2. The provisions of the Artificial Conception Act are much like the Status of Children Act (NSW) to which Justice Watts of the Family Court questioned whether or not a father would be a "parent" of a child conceived through a surrogacy arrangement. His Honour then went on to say: "I note that Status of Children acts are generally more applicable to the protection of a sperm or egg donor in more conventionally assisted reproductive procedures."

3. By looking at the reality of the situaiton, her Honour has possibly opened the door for more cases in which an intended father may be considered to be the father of a child.

4. It was only because of the position of the WA Department for Child Protection that there was no investigation of the views of the surrogate or her husband. Otherwise it is likely that in line with the decision in Ellison such a costly and slow procedure would have occurred.
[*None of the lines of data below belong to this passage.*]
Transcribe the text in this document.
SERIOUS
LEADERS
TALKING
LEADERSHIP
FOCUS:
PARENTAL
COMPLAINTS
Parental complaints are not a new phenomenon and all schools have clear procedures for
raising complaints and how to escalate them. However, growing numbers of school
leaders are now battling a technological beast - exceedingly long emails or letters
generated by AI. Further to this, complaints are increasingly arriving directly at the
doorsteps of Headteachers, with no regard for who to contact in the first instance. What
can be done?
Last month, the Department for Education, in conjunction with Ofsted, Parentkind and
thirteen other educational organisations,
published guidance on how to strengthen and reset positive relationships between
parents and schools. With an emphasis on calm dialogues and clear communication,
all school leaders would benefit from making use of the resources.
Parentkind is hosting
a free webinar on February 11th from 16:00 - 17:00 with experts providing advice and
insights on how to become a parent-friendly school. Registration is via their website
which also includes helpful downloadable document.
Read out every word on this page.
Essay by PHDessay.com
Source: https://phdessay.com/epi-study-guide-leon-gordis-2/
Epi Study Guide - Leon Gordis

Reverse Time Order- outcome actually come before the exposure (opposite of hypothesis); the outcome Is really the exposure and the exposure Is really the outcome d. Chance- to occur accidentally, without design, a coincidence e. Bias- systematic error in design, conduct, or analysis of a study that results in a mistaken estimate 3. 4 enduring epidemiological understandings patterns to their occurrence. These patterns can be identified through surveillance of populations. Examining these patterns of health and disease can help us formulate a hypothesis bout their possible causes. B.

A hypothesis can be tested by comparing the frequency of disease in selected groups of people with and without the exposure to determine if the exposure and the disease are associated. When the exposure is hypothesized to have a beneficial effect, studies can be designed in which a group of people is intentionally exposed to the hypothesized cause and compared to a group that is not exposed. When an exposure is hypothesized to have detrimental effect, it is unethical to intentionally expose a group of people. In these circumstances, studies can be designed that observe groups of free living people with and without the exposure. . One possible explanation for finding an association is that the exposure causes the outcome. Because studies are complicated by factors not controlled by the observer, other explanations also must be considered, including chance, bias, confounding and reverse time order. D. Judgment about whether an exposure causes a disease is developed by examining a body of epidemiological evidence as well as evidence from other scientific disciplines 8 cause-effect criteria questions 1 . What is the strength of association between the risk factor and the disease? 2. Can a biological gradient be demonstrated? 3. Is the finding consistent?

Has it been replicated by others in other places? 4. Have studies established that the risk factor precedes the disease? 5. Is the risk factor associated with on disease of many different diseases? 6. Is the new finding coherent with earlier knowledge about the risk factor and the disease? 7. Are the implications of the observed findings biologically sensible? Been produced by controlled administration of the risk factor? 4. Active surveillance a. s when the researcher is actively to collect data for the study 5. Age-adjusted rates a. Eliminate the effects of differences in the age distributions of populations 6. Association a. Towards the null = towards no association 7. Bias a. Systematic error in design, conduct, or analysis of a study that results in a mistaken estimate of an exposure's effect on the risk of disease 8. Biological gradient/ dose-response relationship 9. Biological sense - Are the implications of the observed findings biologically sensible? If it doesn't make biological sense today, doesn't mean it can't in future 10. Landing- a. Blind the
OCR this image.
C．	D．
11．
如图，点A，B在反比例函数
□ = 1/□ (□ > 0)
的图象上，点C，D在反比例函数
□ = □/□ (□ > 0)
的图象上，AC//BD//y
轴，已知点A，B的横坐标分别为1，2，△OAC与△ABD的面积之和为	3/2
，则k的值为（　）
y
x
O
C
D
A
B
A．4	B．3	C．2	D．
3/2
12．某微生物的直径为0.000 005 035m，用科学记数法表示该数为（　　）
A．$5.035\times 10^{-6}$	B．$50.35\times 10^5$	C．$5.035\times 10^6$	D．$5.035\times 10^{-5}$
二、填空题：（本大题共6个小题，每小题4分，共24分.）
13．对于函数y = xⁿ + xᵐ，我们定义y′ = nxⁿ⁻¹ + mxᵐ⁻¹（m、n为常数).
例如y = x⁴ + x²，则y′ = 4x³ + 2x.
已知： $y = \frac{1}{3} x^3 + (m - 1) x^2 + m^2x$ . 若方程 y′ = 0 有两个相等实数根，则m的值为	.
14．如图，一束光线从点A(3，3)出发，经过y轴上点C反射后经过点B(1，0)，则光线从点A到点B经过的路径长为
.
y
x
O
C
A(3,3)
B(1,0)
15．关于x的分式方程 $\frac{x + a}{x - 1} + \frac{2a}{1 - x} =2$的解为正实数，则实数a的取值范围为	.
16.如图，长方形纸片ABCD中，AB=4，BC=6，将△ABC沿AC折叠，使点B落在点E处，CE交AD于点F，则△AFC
Mr B and Mr M got lucky.

5. This case is an illustration of how the law can cater for unintended cases. The Adoption Act was intended to apply to homegrown adoptions. Accordingly there would be an adoption plan. Her Honour saw that in light of the surrogacy contract there was no need for that.

6. This case is also an illustration of how in other States such a step might not be taken. In Queensland, for example, adoption by same sex couples is banned, which also means that a decision like this could never occur under current laws in Queensland.

7. Finally, this case is yet another illustration about why there needs to be reform about who is or who is not a parent through a surrogacy arrnagement, and some common sense, as seen in this case, is welcome. There have been a series of cases in the Family Court in which different approaches were taken about who is or is not a parent. To have a clear legislative framework to acknowledge that if someone is recognised by the Department of Immigration and Citizenship as a "parent" that they are also recognised as being parents under the Family Law Act and relevant State legislation such as the Artifical Conception Act, would seem a commonsense and long overdue step.